The Patient's Anastrozole Compliance to Therapy (PACT) Program: a randomized, in-practice study on the impact of a standardized information program on persistence and compliance to adjuvant endocrine therapy in postmenopausal women with early breast cancer

P Hadji, M Blettner, N Harbeck, C Jackisch, H-J Lück, C Windemuth-Kieselbach, S Zaun, R Kreienberg, P Hadji, M Blettner, N Harbeck, C Jackisch, H-J Lück, C Windemuth-Kieselbach, S Zaun, R Kreienberg

Abstract

Background: Compliance and persistence are often overlooked in adjuvant breast cancer treatment.

Patients and methods: PACT was a prospective, multicenter, randomized, open, parallel-group study assessing whether educational materials (EMs) enhanced compliance with aromatase inhibitor (AI) therapy in postmenopausal women with early, hormone-receptor-positive (HR+) breast cancer. The primary end points were compliance (proportion taking ≥ 80% anastrozole) at 12 months and persistence (proportion reporting anastrozole intake during the study period).

Results: Four thousand eight hundred and forty-four patients were randomly assigned 1:1 to receive standard therapy or standard therapy with EMs.

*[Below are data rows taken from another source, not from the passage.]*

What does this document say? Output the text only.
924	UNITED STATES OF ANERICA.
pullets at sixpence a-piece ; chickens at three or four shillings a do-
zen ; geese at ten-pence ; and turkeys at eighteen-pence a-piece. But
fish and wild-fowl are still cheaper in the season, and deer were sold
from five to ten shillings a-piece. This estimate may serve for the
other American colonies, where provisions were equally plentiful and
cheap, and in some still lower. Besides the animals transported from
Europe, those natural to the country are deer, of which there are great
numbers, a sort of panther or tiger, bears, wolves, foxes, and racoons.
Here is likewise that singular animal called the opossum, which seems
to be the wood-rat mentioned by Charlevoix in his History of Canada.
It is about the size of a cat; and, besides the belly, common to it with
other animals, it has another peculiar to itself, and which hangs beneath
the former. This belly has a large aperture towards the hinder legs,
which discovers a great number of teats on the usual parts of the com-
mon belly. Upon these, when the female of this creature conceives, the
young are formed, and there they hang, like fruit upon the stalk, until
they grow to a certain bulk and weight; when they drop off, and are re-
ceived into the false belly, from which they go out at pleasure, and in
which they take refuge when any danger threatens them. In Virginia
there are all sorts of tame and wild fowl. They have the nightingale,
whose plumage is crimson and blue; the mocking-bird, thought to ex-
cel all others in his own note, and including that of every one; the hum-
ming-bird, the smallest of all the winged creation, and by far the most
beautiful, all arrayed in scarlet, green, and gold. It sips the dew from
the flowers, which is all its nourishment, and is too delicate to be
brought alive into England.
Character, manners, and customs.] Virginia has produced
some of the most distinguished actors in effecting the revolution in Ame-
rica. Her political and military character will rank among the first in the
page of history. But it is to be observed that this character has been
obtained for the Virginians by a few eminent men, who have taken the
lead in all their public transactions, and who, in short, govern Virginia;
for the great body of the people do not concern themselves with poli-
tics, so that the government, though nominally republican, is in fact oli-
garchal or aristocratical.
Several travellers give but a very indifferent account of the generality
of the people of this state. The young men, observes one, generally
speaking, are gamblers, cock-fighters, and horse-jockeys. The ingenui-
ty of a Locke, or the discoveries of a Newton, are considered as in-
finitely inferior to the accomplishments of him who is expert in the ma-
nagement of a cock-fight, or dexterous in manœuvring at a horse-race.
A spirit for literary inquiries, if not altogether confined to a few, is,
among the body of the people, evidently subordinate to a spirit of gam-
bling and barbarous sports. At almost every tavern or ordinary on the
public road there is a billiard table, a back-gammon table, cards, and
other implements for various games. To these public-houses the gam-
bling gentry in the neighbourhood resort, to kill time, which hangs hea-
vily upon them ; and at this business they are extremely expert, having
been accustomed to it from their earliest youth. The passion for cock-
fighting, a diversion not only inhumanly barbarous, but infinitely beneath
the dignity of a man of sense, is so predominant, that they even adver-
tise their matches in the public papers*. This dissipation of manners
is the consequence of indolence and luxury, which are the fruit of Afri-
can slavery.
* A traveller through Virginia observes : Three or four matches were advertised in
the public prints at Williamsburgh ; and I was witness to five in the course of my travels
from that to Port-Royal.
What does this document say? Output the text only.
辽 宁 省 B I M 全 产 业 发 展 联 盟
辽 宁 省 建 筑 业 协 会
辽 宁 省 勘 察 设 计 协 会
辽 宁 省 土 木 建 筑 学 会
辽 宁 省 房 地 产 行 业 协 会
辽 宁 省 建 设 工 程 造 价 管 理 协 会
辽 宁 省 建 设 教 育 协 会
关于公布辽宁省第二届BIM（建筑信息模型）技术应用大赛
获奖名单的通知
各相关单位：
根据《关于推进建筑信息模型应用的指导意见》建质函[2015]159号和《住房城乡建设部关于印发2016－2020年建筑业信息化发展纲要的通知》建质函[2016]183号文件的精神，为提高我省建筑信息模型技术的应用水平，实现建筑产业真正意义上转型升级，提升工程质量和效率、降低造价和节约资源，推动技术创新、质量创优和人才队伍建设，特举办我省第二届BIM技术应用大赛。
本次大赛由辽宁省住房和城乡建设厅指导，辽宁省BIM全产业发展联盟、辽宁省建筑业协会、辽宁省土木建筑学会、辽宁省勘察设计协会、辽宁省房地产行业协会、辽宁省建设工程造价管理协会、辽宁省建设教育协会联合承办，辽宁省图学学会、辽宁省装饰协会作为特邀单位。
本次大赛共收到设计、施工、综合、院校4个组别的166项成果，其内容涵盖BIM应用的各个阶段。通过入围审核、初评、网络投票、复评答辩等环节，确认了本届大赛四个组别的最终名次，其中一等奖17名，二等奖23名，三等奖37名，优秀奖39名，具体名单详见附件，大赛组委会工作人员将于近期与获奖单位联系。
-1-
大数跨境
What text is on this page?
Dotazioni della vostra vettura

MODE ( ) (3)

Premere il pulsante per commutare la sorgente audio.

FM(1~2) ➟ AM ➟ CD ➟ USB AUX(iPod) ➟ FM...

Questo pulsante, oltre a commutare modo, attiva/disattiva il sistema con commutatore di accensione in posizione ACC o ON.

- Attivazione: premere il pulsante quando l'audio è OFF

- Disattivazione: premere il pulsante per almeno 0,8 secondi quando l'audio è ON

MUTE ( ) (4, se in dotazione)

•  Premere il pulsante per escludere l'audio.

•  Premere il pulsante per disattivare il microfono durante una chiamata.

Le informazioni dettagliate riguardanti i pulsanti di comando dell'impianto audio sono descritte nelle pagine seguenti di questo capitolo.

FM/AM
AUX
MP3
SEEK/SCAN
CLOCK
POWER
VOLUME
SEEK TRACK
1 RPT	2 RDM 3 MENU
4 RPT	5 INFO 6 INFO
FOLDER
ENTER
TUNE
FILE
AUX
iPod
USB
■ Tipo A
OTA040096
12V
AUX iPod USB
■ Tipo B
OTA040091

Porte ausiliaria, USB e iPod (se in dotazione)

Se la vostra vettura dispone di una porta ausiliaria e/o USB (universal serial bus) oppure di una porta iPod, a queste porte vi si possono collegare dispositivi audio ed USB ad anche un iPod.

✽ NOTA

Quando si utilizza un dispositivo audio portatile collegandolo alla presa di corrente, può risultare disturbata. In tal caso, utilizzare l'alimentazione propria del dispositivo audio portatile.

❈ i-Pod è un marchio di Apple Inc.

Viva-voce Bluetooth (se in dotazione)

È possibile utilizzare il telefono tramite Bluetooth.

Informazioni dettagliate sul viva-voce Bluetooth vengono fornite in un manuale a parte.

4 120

There was no difference between arms in compliance (N = 2740; 88.5%/88.8%, respectively, P = 0.81) or persistence rates (N = 2740; 40.5%/43.0%, respectively, P = 0.18). Modified end point analyses found no differences in compliance between arms based on the classification of: (i) patients with missing documentation or follow-up visit <9 months as non-compliant (N = 4397, P = 0.15); (ii) patients with early (≤ 292 days) 12-month follow-up documentation excluded (N = 4091, P = 0.19); (iii) patients reaching ≥ 80% compliance during individual follow-up as compliant (N = 4397, P = 0.26). Modified persistence analyses found no difference between arms (N = 4397, P = 0.37).

Conclusions: Addition of EMs to standard therapy did not significantly affect compliance and persistence with adjuvant anastrozole. CLINICALTRIALS ID: NCT00555867.

Keywords: adherence; anastrozole; breast cancer; compliance; endocrine therapy; persistence.